Com o objetivo de mobilizar a comunidade Fiocruz e a sociedade para a implementação de práticas comunicacionais e informacionais acessíveis e a formulação de políticas públicas inclusivas, o evento contou com medidas especiais de acessibilidade para os participantes - grande parte funcionários da Fiocruz com deficiência ou funcionalidade reduzida -, como intérprete da Língua Brasileira de Sinais (Libras). Aos debatedores foi indicada a leitura de todo o conteúdo exibido, como fotografias, diagramas, desenhos, mapas, gráficos e tabelas.
“Trabalhar a questão da deficiência é perseguir um direito, que no Brasil ainda avançou pouco, pois temos muitas iniquidades do ponto de vista social e humano. Nos falta um conjunto de direitos que está nas leis, mas ainda não foi implementado, e é a mais cara conquista de uma sociedade democrática. Temos que pensar junto com as pessoas com deficiência, e a Fiocruz precisa avançar muito nisso”, ressaltou Umberto Trigueiros, diretor do Icict, na abertura do seminário.
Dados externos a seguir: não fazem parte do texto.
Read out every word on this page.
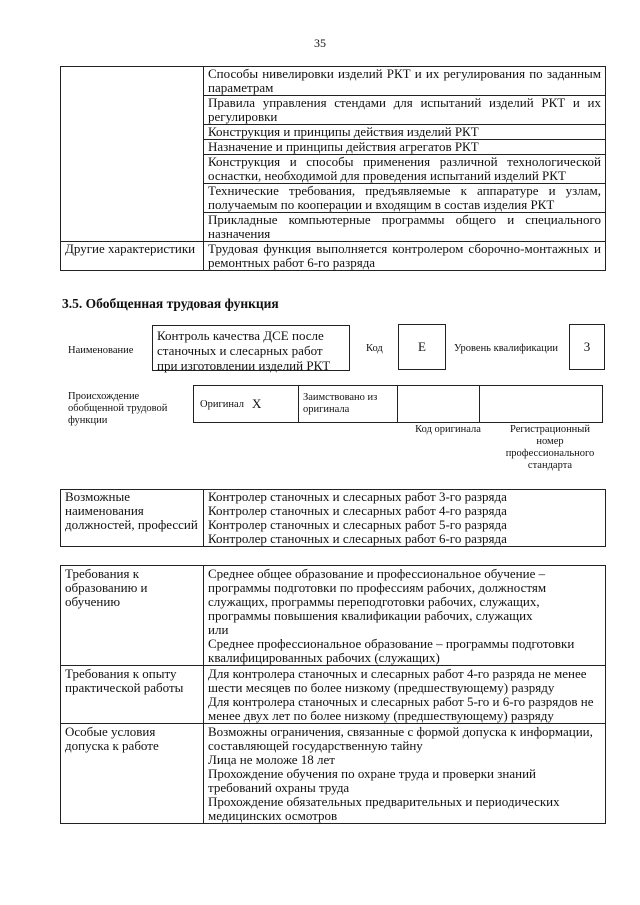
35
	Способы нивелировки изделий РКТ и их регулирования по заданным параметрам
	Правила управления стендами для испытаний изделий РКТ и их регулировки
	Конструкция и принципы действия изделий РКТ
	Назначение и принципы действия агрегатов РКТ
	Конструкция и способы применения различной технологической оснастки, необходимой для проведения испытаний изделий РКТ
	Технические требования, предъявляемые к аппаратуре и узлам, получаемым по кооперации и входящим в состав изделия РКТ
	Прикладные компьютерные программы общего и специального назначения
Другие характеристики	Трудовая функция выполняется контролером сборочно-монтажных и ремонтных работ 6-го разряда
3.5. Обобщенная трудовая функция
Наименование
Контроль качества ДСЕ после станочных и слесарных работ при изготовлении изделий РКТ
Код	E	Уровень квалификации	3
Происхождение обобщенной трудовой функции
Оригинал X	Заимствовано из оригинала
Код оригинала	Регистрационный номер профессионального стандарта
Возможные наименования должностей, профессий	
Контролер станочных и слесарных работ 3-го разряда
Контролер станочных и слесарных работ 4-го разряда
Контролер станочных и слесарных работ 5-го разряда
Контролер станочных и слесарных работ 6-го разряда
Требования к образованию и обучению	Среднее общее образование и профессиональное обучение – программы подготовки по профессиям рабочих, должностям служащих, программы переподготовки рабочих, служащих, программы повышения квалификации рабочих, служащих
или
Среднее профессиональное образование – программы подготовки квалифицированных рабочих (служащих)

Требования к опыту практической работы	Для контролера станочных и слесарных работ 4-го разряда не менее шести месяцев по более низкому (предшествующему) разряду
Для контролера станочных и слесарных работ 5-го и 6-го разрядов не менее двух лет по более низкому (предшествующему) разряду

Особые условия допуска к работе	Возможны ограничения, связанные с формой допуска к информации, составляющей государственную тайну
Лица не моложе 18 лет
Прохождение обучения по охране труда и проверки знаний требований охраны труда
Прохождение обязательных предварительных и периодических медицинских осмотров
Paulo Abílio, vice-coordenador do Centro de Estudos do Icict, destacou que o seminário é fruto de uma insatisfação pessoal do Grupo de Trabalho sobre Acessibilidade do Icict com relação ao estigma da invisibilidade das pessoas com deficiência, a quem falta mais cuidado de toda a sociedade, que deve viabilizar mais acesso desses cidadãos.
Cristina Rabelais, pesquisadora do Laboratório de Informação em Saúde Lis/Icict, coordenadora do grupo de pesquisa ‘Aprimoramento da Política Pública para Pessoas com Funcionalidade Reduzida - Pessoas com Deficiência e Idosos’ e mediadora da primeira sessão do evento, reforçou a satisfação em ajudar a aprimorar as políticas públicas para pessoas com funcionalidade reduzida. “Cabe à nossa sociedade se preparar para incluir essas pessoas, e dentro dessa casa temos o dever de produzir conhecimento e investir em pesquisas que apontem soluções para a inclusão social”.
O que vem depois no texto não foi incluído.